Researchers have uncovered an exposed database containing 24 billion records, including usernames, email addresses, plaintext passwords, and login URLs. The data is believed to originate from infostealer malware logs, credentials stolen from compromised devices, Telegram channels, breach compilations, and other sources.
Researchers discovered an exposed Elasticsearch cluster containing 24 billion records and more than 8.3TB of data.
Most of the records appear to be infostealer logs, including usernames, email addresses, passwords, and login URLs.
The data originated from 36 different sources, including Telegram channels, breach compilations, and large credential “collections.”
It is currently impossible to determine how many records are duplicates or how many unique individuals have been affected.
The database is no longer publicly accessible, but reused passwords may still put countless accounts at risk.
While data breaches exposing millions of records have become increasingly common, a leak involving 24 billion usernames and passwords is on an entirely different scale. The sheer size of the discovery prompted researchers to repeatedly verify their findings after uncovering more than 8 terabytes of exposed data.
On June 12, researchers identified what may be one of the largest exposed databases ever discovered. They believe the overwhelming majority of the 24 billion records consist of infostealer logs. In other words, the database contains stolen usernames, passwords, and information about the services those credentials could potentially access.
“The credential leak is dangerous simply because of its enormous size. Since the data became exposed online, billions of accounts have been at serious risk of compromise, especially those not protected by multi-factor authentication,” the researchers explained.

The records were stored in an exposed Elasticsearch cluster, a group of interconnected search servers. The total volume of information exceeded 8.3 terabytes.
Nearly all of the exposed records were infostealer logs – data collected by malware designed to steal sensitive information. According to researchers, the logs contained credentials in plain text, including email addresses, usernames, and passwords.
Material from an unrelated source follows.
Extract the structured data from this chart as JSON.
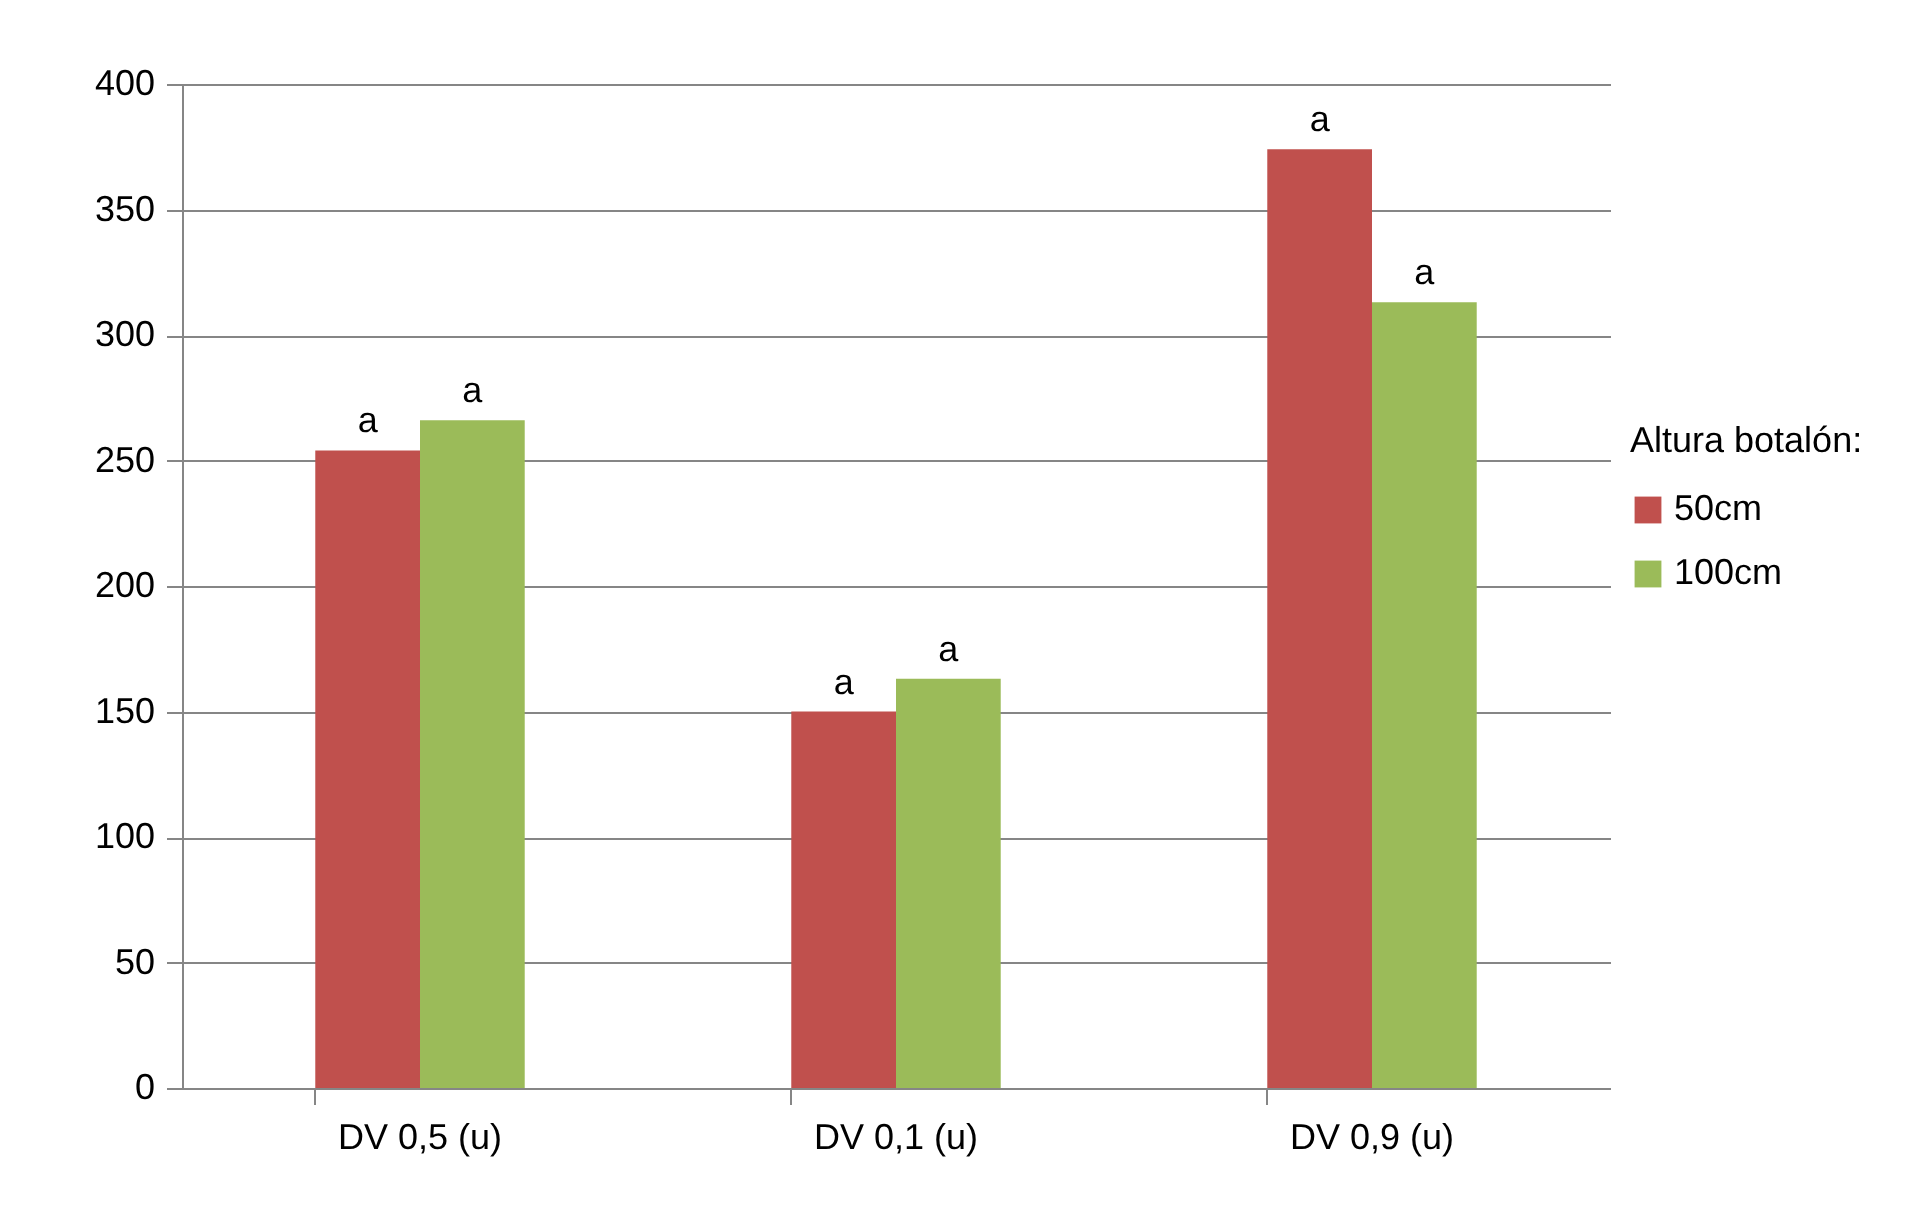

In addition, researchers identified the URLs that the stolen credentials could allegedly provide access to, as well as the sources from which the logs originated. The exposed data came from 36 different sources, ranging from Telegram channels and aggregated collections of previous breaches to datasets exported directly from active servers.
More than 1.7 billion records are believed to have originated from various Telegram channels. All of them appeared to be connected to cybercriminal activity, primarily focused on credential theft and the distribution of leaked data.
More than 30 of the 36 sources were Telegram channels. The volume of records ranged from a few thousand entries to hundreds of millions. Most of the channels were in English, although some operated in Russian.
For security reasons, the names of these channels have not been disclosed. However, researchers noted that most of the Telegram-related data was likely sourced from channels associated with hacking and credential-sharing activities.
A separate category of Telegram channels was dedicated to distributing stolen payment card information. According to the findings, at least one channel appeared to be entirely focused on publishing compromised credit card data.
Interestingly, nearly 260 million records were linked to a source labeled “Darkside.” Several years ago, Darkside was one of the most prolific ransomware groups in operation. The group is best known for the attack on the Colonial Pipeline, which caused major fuel supply disruptions across the U.S. East Coast.
Approximately 22.6 billion records were attributed to a source identified as “collections.” These records may represent massive archives of infostealer logs that were previously leaked online, or datasets grouped according to the services they allegedly provide unauthorized access to.
Because the exposed database was taken offline shortly after its discovery, researchers were unable to conduct a deeper investigation into the origin of these so-called collections.
As a result, it was also impossible to determine which specific services were represented in the leak. However, given the enormous scale of the dataset, it is highly likely that it included platforms with very large user bases.
Researchers also identified a source containing 150 million records labeled “local database dumps.” Such records may indicate data exported directly from active servers.
“Additionally, the records contained the names of the files from which they were imported. In total, we identified at least 195 different file names. Some of them indicated connections to the AntiPublic collection and helped determine the types of accounts it contained,” the researchers said.
AntiPublic is one of the most well-known collections of stolen credentials. First appearing in 2016, it contained approximately 600 million records. Some of the files were categorized by service type, such as adult-content platforms or streaming services.
Another 146 million records originated from a source called “breach combination” and likely consisted of data gathered from previous security breaches. Such datasets are particularly valuable to cybercriminals because many users continue to reuse the same passwords for years.
The smallest source contained just 27 records and was labeled “RedLine Stealer.” RedLine is one of the most widely used infostealers and operates under a Malware-as-a-Service (MaaS) model, allowing cybercriminals to steal credentials with minimal technical expertise.